Sundberg doesn’t name the publisher in question. But a couple of years back, a former VP of Disney Interactive Studios named Martin Alltimes told Time Extension that the House of Mouse had originally backed AionGuard. That was until Bob Iger became CEO, and the company began to turn away from gnarlier projects aimed at adults. Most notably, Disney shut down Warren Spector’s Junction Point Studios in 2013, ending the dark fantasy Epic Mickey series.
Once Disney had lost confidence in AionGuard, Avalanche bought back the rights and took the unusual step of announcing the game without a publisher. In January 2009, AionGuard graced the cover of Edge magazine and was revealed in a nine-page feature.
“For me, it was kind of a test,” Sundberg says. “Because someone told me that in Hollywood, if you have an idea for a new movie that you think is super unique, you just tell everyone about it. So everyone will back off from that idea. I tried the same thing in the games industry, and it didn’t work.”

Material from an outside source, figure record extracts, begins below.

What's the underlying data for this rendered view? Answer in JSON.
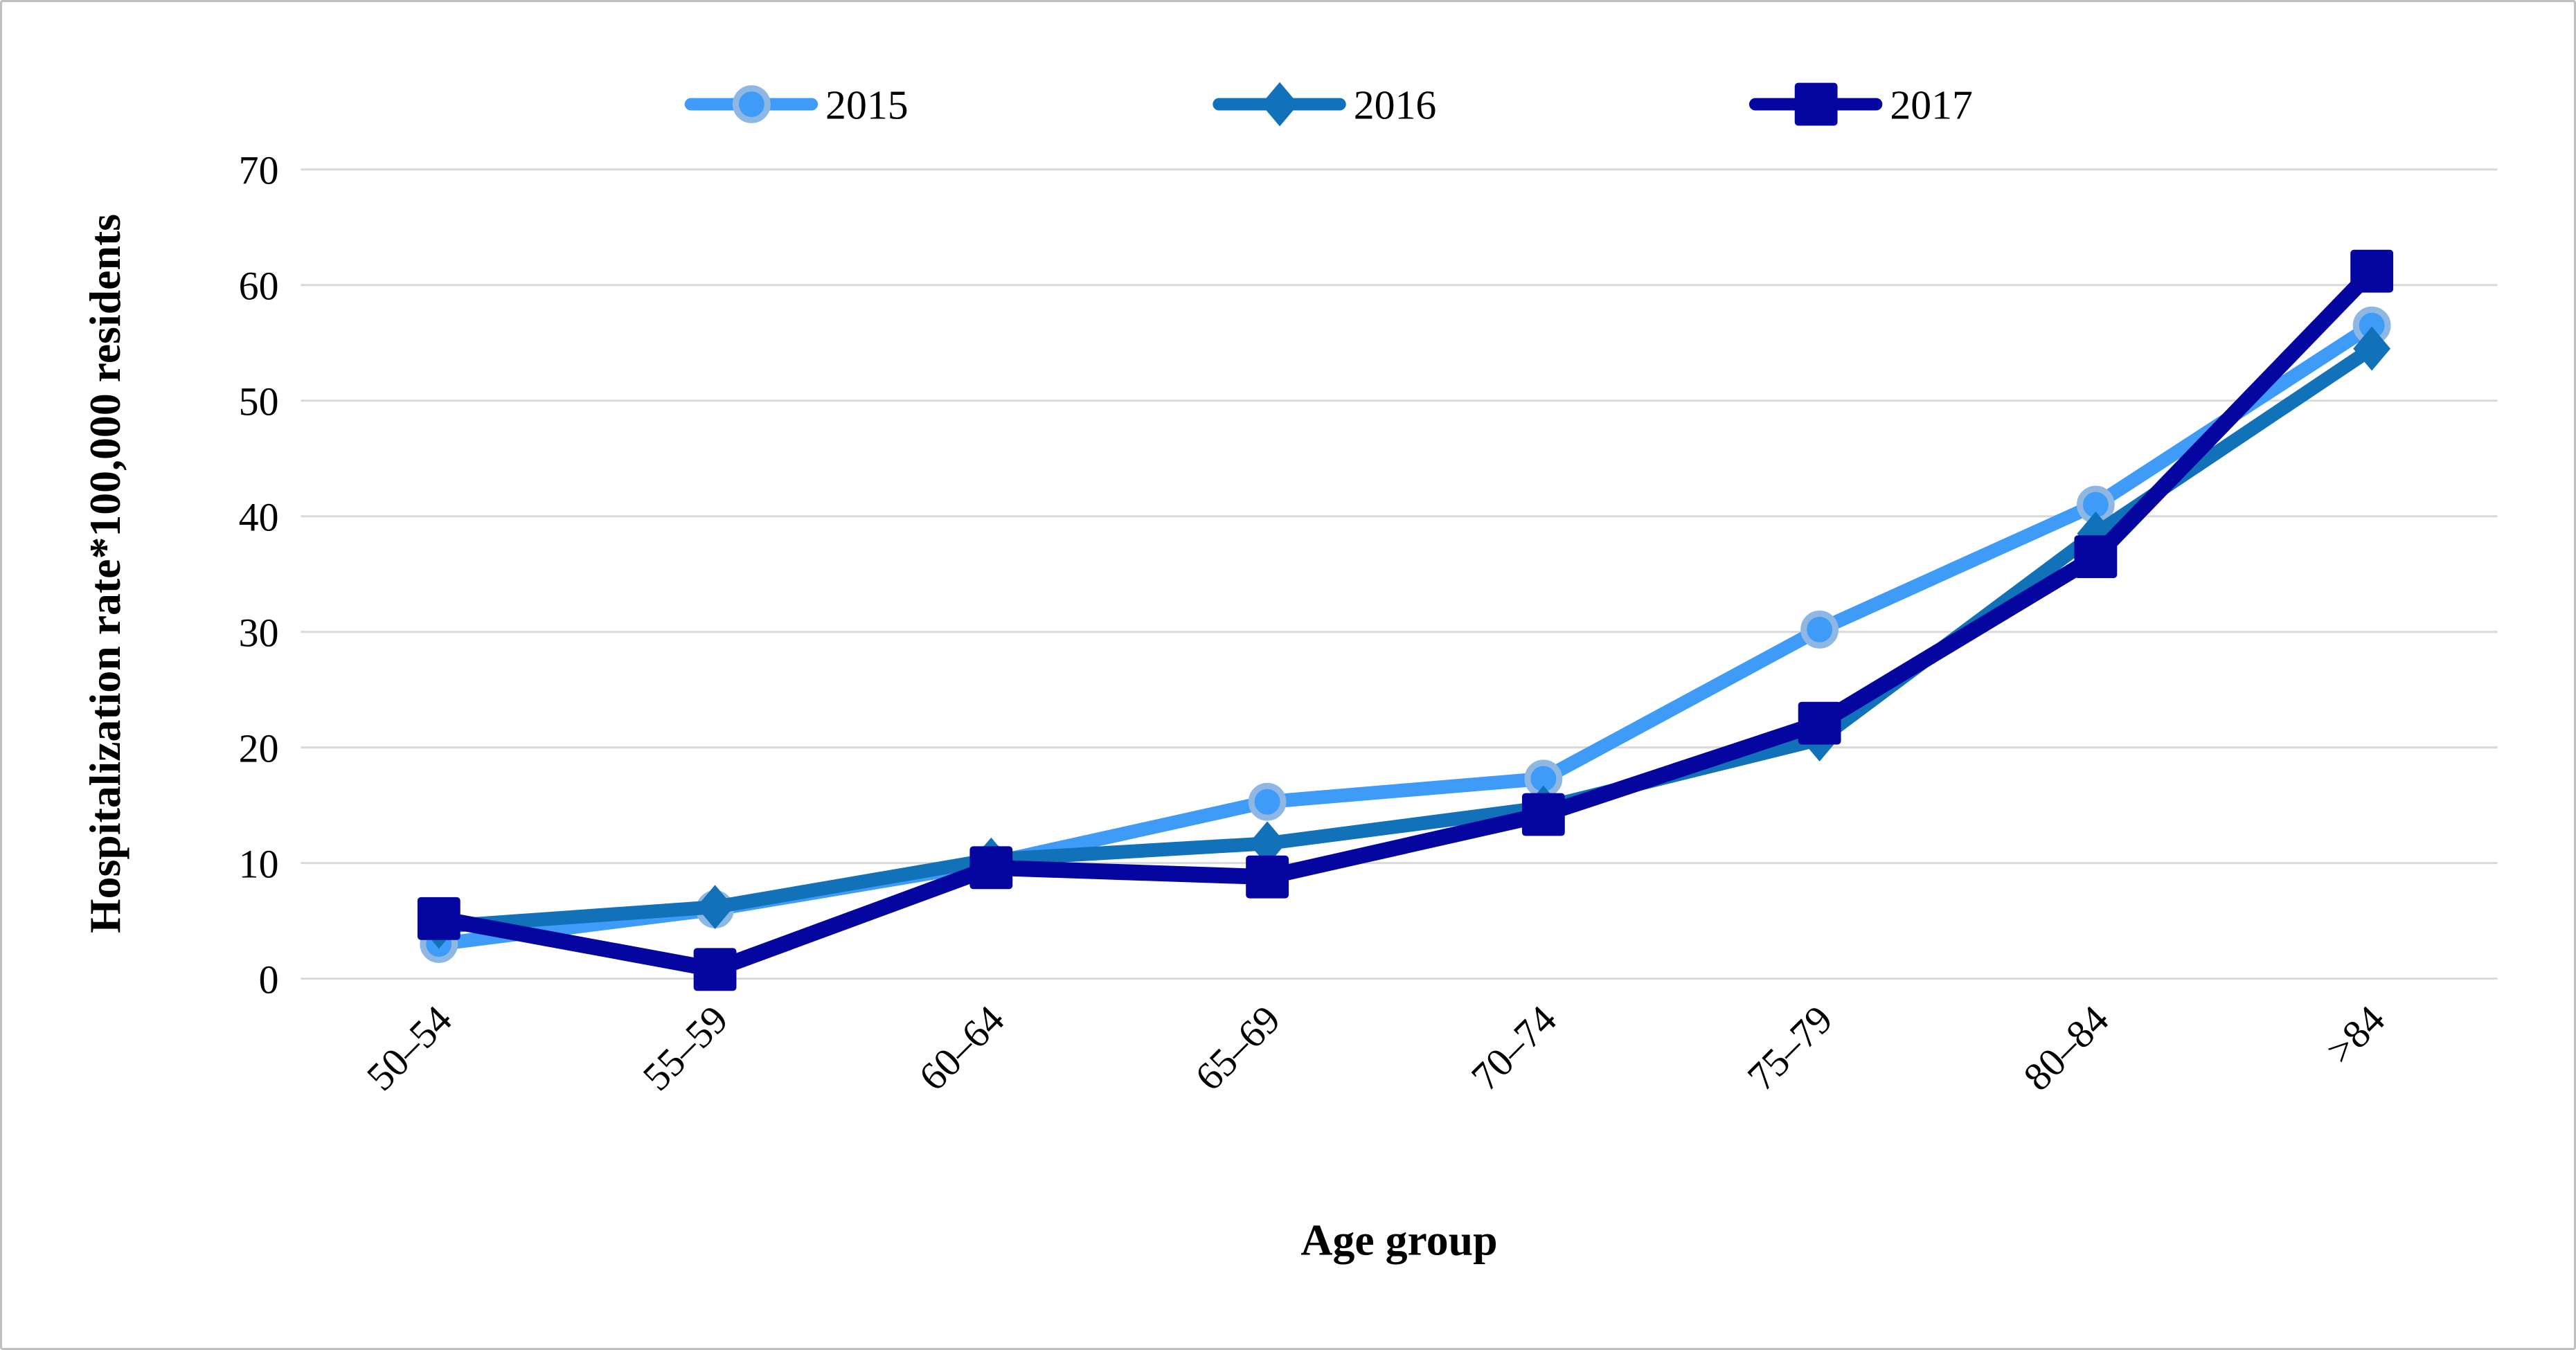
{
  "figure": {
    "background": "#FFFFFF",
    "border_color": "#BFBFBF"
  },
  "chart_data": {
    "type": "line",
    "title": "",
    "xlabel": "Age group",
    "ylabel": "Hospitalization rate*100,000 residents",
    "categories": [
      "50–54",
      "55–59",
      "60–64",
      "65–69",
      "70–74",
      "75–79",
      "80–84",
      ">84"
    ],
    "series": [
      {
        "name": "2015",
        "color": "#3E9BF7",
        "marker": "circle",
        "marker_halo": "#8FB7E4",
        "values": [
          3,
          6,
          10,
          15.3,
          17.3,
          30.2,
          41,
          56.5
        ]
      },
      {
        "name": "2016",
        "color": "#1272B9",
        "marker": "diamond",
        "values": [
          4.5,
          6.2,
          10.3,
          11.7,
          14.8,
          20.7,
          38.5,
          54.5
        ]
      },
      {
        "name": "2017",
        "color": "#0505A0",
        "marker": "square",
        "values": [
          5.2,
          0.8,
          9.6,
          8.8,
          14.2,
          22.1,
          36.5,
          61.2
        ]
      }
    ],
    "ylim": [
      0,
      70
    ],
    "yticks": [
      0,
      10,
      20,
      30,
      40,
      50,
      60,
      70
    ],
    "grid": "horizontal",
    "gridline_color": "#D9D9D9",
    "legend_position": "top",
    "legend_labels": [
      "2015",
      "2016",
      "2017"
    ]
  }
}
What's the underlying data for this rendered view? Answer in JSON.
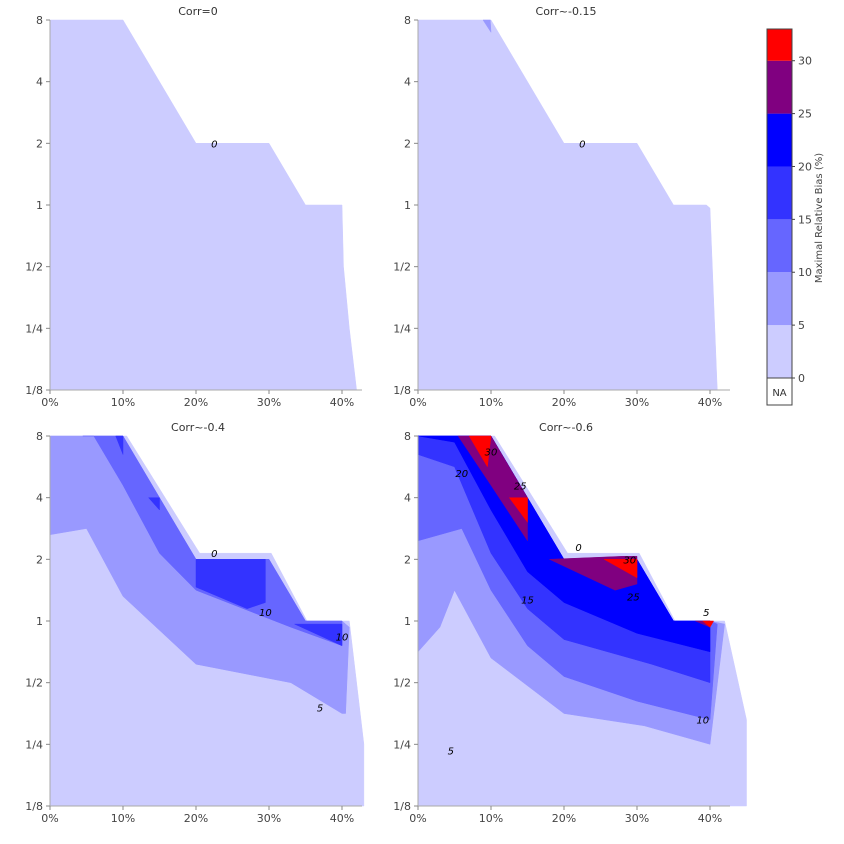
{
  "chart_data": {
    "type": "contour",
    "colorbar": {
      "title": "Maximal Relative Bias (%)",
      "ticks": [
        "0",
        "5",
        "10",
        "15",
        "20",
        "25",
        "30"
      ],
      "levels": [
        0,
        5,
        10,
        15,
        20,
        25,
        30,
        33
      ],
      "colors": [
        "#ccccff",
        "#9999ff",
        "#6666ff",
        "#3333ff",
        "#0000ff",
        "#800080",
        "#ff0000"
      ],
      "na_label": "NA",
      "na_color": "#ffffff"
    },
    "x_ticks": [
      "0%",
      "10%",
      "20%",
      "30%",
      "40%"
    ],
    "x_tick_values": [
      0,
      10,
      20,
      30,
      40
    ],
    "y_ticks": [
      "1/8",
      "1/4",
      "1/2",
      "1",
      "2",
      "4",
      "8"
    ],
    "y_tick_values": [
      -3,
      -2,
      -1,
      0,
      1,
      2,
      3
    ],
    "panels": [
      {
        "title": "Corr=0",
        "regions": [
          {
            "level": 0,
            "points": [
              [
                0,
                3
              ],
              [
                10,
                3
              ],
              [
                20,
                1
              ],
              [
                30,
                1
              ],
              [
                35,
                0
              ],
              [
                40,
                0
              ],
              [
                40.2,
                -1
              ],
              [
                41,
                -2
              ],
              [
                42,
                -3
              ],
              [
                0,
                -3
              ]
            ]
          }
        ],
        "labels": [
          {
            "text": "0",
            "x": 22.5,
            "y": 1
          }
        ]
      },
      {
        "title": "Corr~-0.15",
        "regions": [
          {
            "level": 0,
            "points": [
              [
                0,
                3
              ],
              [
                10,
                3
              ],
              [
                20,
                1
              ],
              [
                30,
                1
              ],
              [
                35,
                0
              ],
              [
                39.5,
                0
              ],
              [
                40,
                -0.05
              ],
              [
                41,
                -3
              ],
              [
                0,
                -3
              ]
            ]
          },
          {
            "level": 1,
            "points": [
              [
                8.9,
                3
              ],
              [
                9.9,
                3
              ],
              [
                10,
                2.8
              ]
            ]
          }
        ],
        "labels": [
          {
            "text": "0",
            "x": 22.5,
            "y": 1
          }
        ]
      },
      {
        "title": "Corr~-0.4",
        "regions": [
          {
            "level": 0,
            "points": [
              [
                0,
                3
              ],
              [
                10.5,
                3
              ],
              [
                20.5,
                1.1
              ],
              [
                30.3,
                1.1
              ],
              [
                35.2,
                0
              ],
              [
                41,
                0
              ],
              [
                43,
                -2
              ],
              [
                43,
                -3
              ],
              [
                0,
                -3
              ]
            ]
          },
          {
            "level": 1,
            "points": [
              [
                0,
                3
              ],
              [
                10,
                3
              ],
              [
                20,
                1
              ],
              [
                30,
                1
              ],
              [
                35,
                0
              ],
              [
                40,
                0
              ],
              [
                41,
                -0.1
              ],
              [
                40.5,
                -1.5
              ],
              [
                40,
                -1.5
              ],
              [
                33,
                -1
              ],
              [
                20,
                -0.7
              ],
              [
                10,
                0.4
              ],
              [
                5,
                1.5
              ],
              [
                0,
                1.4
              ]
            ]
          },
          {
            "level": 2,
            "points": [
              [
                4.5,
                3
              ],
              [
                10,
                3
              ],
              [
                20,
                1
              ],
              [
                30,
                1
              ],
              [
                35,
                0
              ],
              [
                40,
                0
              ],
              [
                40,
                -0.4
              ],
              [
                33,
                -0.1
              ],
              [
                20,
                0.5
              ],
              [
                15,
                1.1
              ],
              [
                10,
                2.2
              ],
              [
                6,
                3
              ]
            ]
          },
          {
            "level": 3,
            "points": [
              [
                9,
                3
              ],
              [
                10,
                2.7
              ],
              [
                10,
                3
              ]
            ]
          },
          {
            "level": 3,
            "points": [
              [
                13.5,
                2
              ],
              [
                15,
                1.8
              ],
              [
                15,
                2
              ]
            ]
          },
          {
            "level": 3,
            "points": [
              [
                20,
                1
              ],
              [
                29.5,
                1
              ],
              [
                29.5,
                0.3
              ],
              [
                27,
                0.2
              ],
              [
                20,
                0.55
              ]
            ]
          },
          {
            "level": 3,
            "points": [
              [
                33.5,
                -0.05
              ],
              [
                40,
                -0.05
              ],
              [
                40,
                -0.4
              ]
            ]
          }
        ],
        "labels": [
          {
            "text": "0",
            "x": 22.5,
            "y": 1.1
          },
          {
            "text": "10",
            "x": 29.5,
            "y": 0.15
          },
          {
            "text": "10",
            "x": 40,
            "y": -0.25
          },
          {
            "text": "5",
            "x": 37,
            "y": -1.4
          }
        ]
      },
      {
        "title": "Corr~-0.6",
        "regions": [
          {
            "level": 0,
            "points": [
              [
                0,
                3
              ],
              [
                10.5,
                3
              ],
              [
                20.5,
                1.1
              ],
              [
                30.3,
                1.1
              ],
              [
                35.2,
                0
              ],
              [
                42,
                0
              ],
              [
                45,
                -1.6
              ],
              [
                45,
                -3
              ],
              [
                0,
                -3
              ]
            ]
          },
          {
            "level": 1,
            "points": [
              [
                0,
                3
              ],
              [
                10,
                3
              ],
              [
                20,
                1
              ],
              [
                30,
                1
              ],
              [
                35,
                0
              ],
              [
                40,
                0
              ],
              [
                42,
                -0.05
              ],
              [
                40,
                -2
              ],
              [
                31,
                -1.7
              ],
              [
                20,
                -1.5
              ],
              [
                10,
                -0.6
              ],
              [
                5,
                0.5
              ],
              [
                3,
                -0.1
              ],
              [
                0,
                -0.5
              ]
            ]
          },
          {
            "level": 2,
            "points": [
              [
                0,
                3
              ],
              [
                10,
                3
              ],
              [
                20,
                1
              ],
              [
                30,
                1
              ],
              [
                35,
                0
              ],
              [
                40,
                0
              ],
              [
                41,
                -0.05
              ],
              [
                40,
                -1.6
              ],
              [
                30,
                -1.3
              ],
              [
                20,
                -0.9
              ],
              [
                15,
                -0.4
              ],
              [
                10,
                0.5
              ],
              [
                6,
                1.5
              ],
              [
                0,
                1.3
              ]
            ]
          },
          {
            "level": 3,
            "points": [
              [
                0,
                3
              ],
              [
                10,
                3
              ],
              [
                20,
                1
              ],
              [
                30,
                1
              ],
              [
                35,
                0
              ],
              [
                40,
                0
              ],
              [
                40,
                -1
              ],
              [
                32,
                -0.7
              ],
              [
                20,
                -0.3
              ],
              [
                15,
                0.2
              ],
              [
                10,
                1.1
              ],
              [
                5,
                2.5
              ],
              [
                0,
                2.7
              ]
            ]
          },
          {
            "level": 4,
            "points": [
              [
                0,
                3
              ],
              [
                10,
                3
              ],
              [
                20,
                1
              ],
              [
                30,
                1
              ],
              [
                35,
                0
              ],
              [
                40,
                0
              ],
              [
                40,
                -0.5
              ],
              [
                30,
                -0.2
              ],
              [
                20,
                0.3
              ],
              [
                15,
                0.8
              ],
              [
                10,
                1.8
              ],
              [
                5,
                2.9
              ]
            ]
          },
          {
            "level": 5,
            "points": [
              [
                5.5,
                3
              ],
              [
                10,
                3
              ],
              [
                15,
                2
              ],
              [
                15,
                1.3
              ],
              [
                10,
                2.2
              ]
            ]
          },
          {
            "level": 5,
            "points": [
              [
                18,
                1
              ],
              [
                28,
                1.05
              ],
              [
                30,
                1.05
              ],
              [
                30,
                0.6
              ],
              [
                27,
                0.5
              ]
            ]
          },
          {
            "level": 5,
            "points": [
              [
                38,
                0
              ],
              [
                40,
                0
              ],
              [
                40,
                -0.1
              ]
            ]
          },
          {
            "level": 6,
            "points": [
              [
                7,
                3
              ],
              [
                10,
                3
              ],
              [
                9.5,
                2.5
              ]
            ]
          },
          {
            "level": 6,
            "points": [
              [
                12.5,
                2
              ],
              [
                15,
                2
              ],
              [
                15,
                1.6
              ]
            ]
          },
          {
            "level": 6,
            "points": [
              [
                25.5,
                1
              ],
              [
                30,
                1
              ],
              [
                30,
                0.7
              ]
            ]
          },
          {
            "level": 6,
            "points": [
              [
                39,
                0
              ],
              [
                40.5,
                0
              ],
              [
                40,
                -0.1
              ]
            ]
          }
        ],
        "labels": [
          {
            "text": "30",
            "x": 10,
            "y": 2.75
          },
          {
            "text": "25",
            "x": 14,
            "y": 2.2
          },
          {
            "text": "20",
            "x": 6,
            "y": 2.4
          },
          {
            "text": "0",
            "x": 22,
            "y": 1.2
          },
          {
            "text": "30",
            "x": 29,
            "y": 1
          },
          {
            "text": "25",
            "x": 29.5,
            "y": 0.4
          },
          {
            "text": "15",
            "x": 15,
            "y": 0.35
          },
          {
            "text": "5",
            "x": 39.5,
            "y": 0.15
          },
          {
            "text": "10",
            "x": 39,
            "y": -1.6
          },
          {
            "text": "5",
            "x": 4.5,
            "y": -2.1
          }
        ]
      }
    ]
  }
}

When Avalanche attempted to pitch AionGuard to other potential backers afterwards, “every publisher just shut the door, because it was already announced,” Sundberg says. “But to me it was like, ‘What we announced, no one else can do’. We already had it working. And so that just died out silently.”
Avalanche was on a roll at the time, and so the studio was able to move the AionGuard team over to another project, named Arcardia Rising. “That was a fun, more linear but still open-world game set in an alternative steampunk London,” Sundberg says. “They were building mines under London, so the poor were getting more and more shoved down into the mines.” The game began with an adventurer recounting his deeds in a bar. “And then you just played his life story.”
Sadly, Arcadia Rising was doomed by publisher troubles too. “We delivered a great vertical slice, and then THQ announced their financial results,” Sundberg says. “It was just obvious what would happen, and it was so sad. I’m still really good friends with that team, who have moved on to other places now, and we always talk about Arcadia Rising as one of those games that deserved to be made.”